AOC Archaeology Group were commissioned by the National Trust for Scotland to undertake an historic building recording exercise at Logie Schoolhouse in the small village of Logie near Montrose in Angus. These works were undertaken in April 2007 and were completed to a specification outlined by Mr Robin Turner, Head of Archaeology for the National Trust for Scotland. Logie Schoolhouse is a Category A Listed building and is likely to have been built in the 1830s to educate the children of the nearby workers of Logie Mills to the north and other mills in the surrounding area. Built primarily of clay faced with brick and stone rubble, the building is a rare survival of a clay building in North-East Scotland, specifically for the county of Angus. The study, along with previous historical and cartographic investigations and an on-site condition survey, identified that the building was originally a six- by one-bay single-storey building. The original construction was clay mixed with straw and bonded with pebbles. At some point a hand-made brick facing was applied to the south-east, south-west and north-east sides and a stone rubble facing to the north-west wall. Some of the facing had been replaced on the south-west wall in a slightly newer wire-cut brick dating to the late 19th century. Some small extensions were also originally located on the north-west side, only one of which now survives and is built in red brick with a stone slab roof. The building's original roof was replaced with regular sawn trusses and welsh slates at some point near the turn of the 19th century. At this time the interior also underwent extensive refurbishment with the addition of timber panelling and new lath-and-plaster wall coverings to the main classroom. A timber and corrugated-iron porch was added incrementally to the north-east entrance through the early decades of the 20th century as the building changed use from a Sunday school to a United Free Church.

Diana Sproat, AOC Archaeology Group

Standing Building Recording (August 2007 - November 2007)

NO 698 635 A programme of historic building recording was undertaken between August 2007 and November 2007, on an abandoned clay-built former schoolhouse and church located in the small village of Logie, prior to its renovation and preservation.

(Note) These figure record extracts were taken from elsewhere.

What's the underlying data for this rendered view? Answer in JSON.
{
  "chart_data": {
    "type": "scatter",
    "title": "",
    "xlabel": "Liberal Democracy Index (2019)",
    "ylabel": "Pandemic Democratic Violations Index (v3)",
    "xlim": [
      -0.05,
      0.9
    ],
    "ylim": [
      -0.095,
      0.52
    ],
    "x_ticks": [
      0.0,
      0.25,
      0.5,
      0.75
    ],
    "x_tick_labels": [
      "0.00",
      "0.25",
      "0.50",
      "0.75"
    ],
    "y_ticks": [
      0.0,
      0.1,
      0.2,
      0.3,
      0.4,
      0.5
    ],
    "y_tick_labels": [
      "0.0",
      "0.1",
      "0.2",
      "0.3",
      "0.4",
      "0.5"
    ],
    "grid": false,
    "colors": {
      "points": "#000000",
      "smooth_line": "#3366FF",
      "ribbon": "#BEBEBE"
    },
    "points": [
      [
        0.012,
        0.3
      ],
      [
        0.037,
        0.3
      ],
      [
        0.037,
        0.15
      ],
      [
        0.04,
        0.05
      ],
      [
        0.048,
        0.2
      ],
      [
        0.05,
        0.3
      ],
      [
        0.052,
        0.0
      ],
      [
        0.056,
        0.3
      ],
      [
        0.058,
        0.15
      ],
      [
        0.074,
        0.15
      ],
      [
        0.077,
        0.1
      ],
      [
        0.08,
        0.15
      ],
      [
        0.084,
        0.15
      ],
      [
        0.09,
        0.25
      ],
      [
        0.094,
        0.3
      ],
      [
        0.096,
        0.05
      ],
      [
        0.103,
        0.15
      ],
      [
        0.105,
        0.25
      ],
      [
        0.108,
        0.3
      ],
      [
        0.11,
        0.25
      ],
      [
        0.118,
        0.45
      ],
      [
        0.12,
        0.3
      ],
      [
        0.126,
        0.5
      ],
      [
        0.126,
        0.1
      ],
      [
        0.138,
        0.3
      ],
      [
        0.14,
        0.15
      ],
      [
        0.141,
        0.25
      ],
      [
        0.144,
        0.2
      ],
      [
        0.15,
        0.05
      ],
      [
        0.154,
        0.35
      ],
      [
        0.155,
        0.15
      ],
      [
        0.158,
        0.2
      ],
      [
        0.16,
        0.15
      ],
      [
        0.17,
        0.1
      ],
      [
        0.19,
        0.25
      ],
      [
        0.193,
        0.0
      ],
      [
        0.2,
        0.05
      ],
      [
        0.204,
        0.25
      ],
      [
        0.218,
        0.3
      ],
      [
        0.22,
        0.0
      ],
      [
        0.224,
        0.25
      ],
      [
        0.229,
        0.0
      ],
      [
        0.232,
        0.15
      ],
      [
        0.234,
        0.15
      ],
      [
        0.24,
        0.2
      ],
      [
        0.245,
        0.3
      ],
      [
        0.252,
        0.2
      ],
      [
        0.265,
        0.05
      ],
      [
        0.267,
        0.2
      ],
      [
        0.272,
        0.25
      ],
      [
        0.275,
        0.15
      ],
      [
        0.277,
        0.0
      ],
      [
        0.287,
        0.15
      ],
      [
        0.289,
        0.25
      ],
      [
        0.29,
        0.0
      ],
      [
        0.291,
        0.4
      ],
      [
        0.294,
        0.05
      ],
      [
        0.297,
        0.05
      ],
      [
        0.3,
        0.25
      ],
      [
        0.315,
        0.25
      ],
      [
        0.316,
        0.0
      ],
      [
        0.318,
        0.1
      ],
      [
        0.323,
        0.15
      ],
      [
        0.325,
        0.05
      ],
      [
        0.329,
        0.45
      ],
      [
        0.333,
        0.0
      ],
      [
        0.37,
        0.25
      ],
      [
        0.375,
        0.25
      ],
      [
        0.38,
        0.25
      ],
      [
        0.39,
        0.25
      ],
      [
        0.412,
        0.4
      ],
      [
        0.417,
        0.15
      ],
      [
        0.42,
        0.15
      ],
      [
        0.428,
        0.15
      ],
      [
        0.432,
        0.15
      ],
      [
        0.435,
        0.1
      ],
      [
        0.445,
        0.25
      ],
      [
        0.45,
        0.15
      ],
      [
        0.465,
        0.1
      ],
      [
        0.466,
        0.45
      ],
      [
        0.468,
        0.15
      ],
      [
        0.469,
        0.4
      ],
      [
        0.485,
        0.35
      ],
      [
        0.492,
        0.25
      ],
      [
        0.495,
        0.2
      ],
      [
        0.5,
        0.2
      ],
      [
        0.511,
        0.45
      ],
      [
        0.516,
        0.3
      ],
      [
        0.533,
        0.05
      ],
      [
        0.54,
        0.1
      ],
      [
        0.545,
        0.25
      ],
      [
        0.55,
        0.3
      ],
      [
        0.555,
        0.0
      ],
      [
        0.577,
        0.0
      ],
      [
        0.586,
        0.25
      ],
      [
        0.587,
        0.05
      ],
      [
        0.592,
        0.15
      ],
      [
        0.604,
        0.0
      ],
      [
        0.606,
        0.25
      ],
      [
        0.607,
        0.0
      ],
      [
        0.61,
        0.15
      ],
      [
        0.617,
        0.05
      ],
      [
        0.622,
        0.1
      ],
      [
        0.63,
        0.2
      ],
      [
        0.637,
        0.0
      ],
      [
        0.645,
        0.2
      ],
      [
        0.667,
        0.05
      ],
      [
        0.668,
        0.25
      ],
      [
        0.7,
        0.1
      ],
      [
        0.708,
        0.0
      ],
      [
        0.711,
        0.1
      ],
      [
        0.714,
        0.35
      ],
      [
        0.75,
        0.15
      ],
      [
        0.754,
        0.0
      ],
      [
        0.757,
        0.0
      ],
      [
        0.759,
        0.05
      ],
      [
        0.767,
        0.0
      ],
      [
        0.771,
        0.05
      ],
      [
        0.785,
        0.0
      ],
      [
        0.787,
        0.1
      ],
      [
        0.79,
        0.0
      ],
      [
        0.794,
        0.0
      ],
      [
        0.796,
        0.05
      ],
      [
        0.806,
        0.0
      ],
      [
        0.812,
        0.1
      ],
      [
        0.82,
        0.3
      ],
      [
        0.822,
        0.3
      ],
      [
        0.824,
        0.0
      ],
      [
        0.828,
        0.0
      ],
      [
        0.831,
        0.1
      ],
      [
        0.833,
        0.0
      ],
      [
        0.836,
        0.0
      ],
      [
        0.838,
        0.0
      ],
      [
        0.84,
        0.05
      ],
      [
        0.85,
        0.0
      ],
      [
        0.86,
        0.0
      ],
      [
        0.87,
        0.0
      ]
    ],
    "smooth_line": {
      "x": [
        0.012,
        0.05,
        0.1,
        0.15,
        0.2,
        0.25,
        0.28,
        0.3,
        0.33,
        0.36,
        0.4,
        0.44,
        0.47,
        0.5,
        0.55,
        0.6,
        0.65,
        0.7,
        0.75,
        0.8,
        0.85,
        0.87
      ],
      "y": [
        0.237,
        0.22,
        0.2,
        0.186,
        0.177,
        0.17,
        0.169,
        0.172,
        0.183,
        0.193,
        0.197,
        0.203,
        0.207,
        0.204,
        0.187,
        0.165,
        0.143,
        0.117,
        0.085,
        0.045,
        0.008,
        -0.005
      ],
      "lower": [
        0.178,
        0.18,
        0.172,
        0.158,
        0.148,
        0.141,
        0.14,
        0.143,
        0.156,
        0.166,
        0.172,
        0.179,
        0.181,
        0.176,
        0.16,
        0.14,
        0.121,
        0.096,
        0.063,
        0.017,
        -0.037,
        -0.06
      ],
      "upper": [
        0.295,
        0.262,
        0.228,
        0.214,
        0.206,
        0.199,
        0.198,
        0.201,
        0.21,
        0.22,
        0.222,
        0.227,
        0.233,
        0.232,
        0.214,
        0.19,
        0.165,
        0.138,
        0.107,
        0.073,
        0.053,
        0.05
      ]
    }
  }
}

Archive to be deposited with RCAHMS.

Funder: National Trust for Scotland.

Diana Sproat, 2007.

Publication Account (2013)

Craigo Mill: flax, later jute spinning mill, founded in c1800. Owned from 1817 by John Maberley, then his successor in 1830, Richards and Co, of Broadford Works, Aberdeen, then passed to J & D Wilkie of Kirriemuir from 1885 so as to ensure that firm’s own jute yarn supplies. The plain between the lade and River North Esk has many drying frames of wire and steel, in order to receive fire damaged jute bales whenever there was a fire in Dundee. Here there was sufficient space to sort the jute, and deal with the spontaneous reignition to which these bales were prone. A large number of timber-framed corrugated iron-clad warehouses is there for the same reason. The mill itself is mainly early 20th century, apart from the older mechanics workshop. Spinning stopped in 1988. The weir on the North Water is by Marykirk Bridge (M10) South east, and utilising the same lade, another early spinning mill, Logie, was founded by Aberdein Gordon and Co (subsequently at Union Street Mill, Montrose, 1837) before 1805, and continued by that firm until 1860. A small mill has been adapted as a house, with an extra storey. The little settlement for workers on the higher ground near the railway line includes Logie School House, NO6980 6353. This clay building was rescued in 2004-8 by the Little Houses Improvement Scheme of the National Trust for Scotland (Europa Nostra Award 2011) and is now rented out.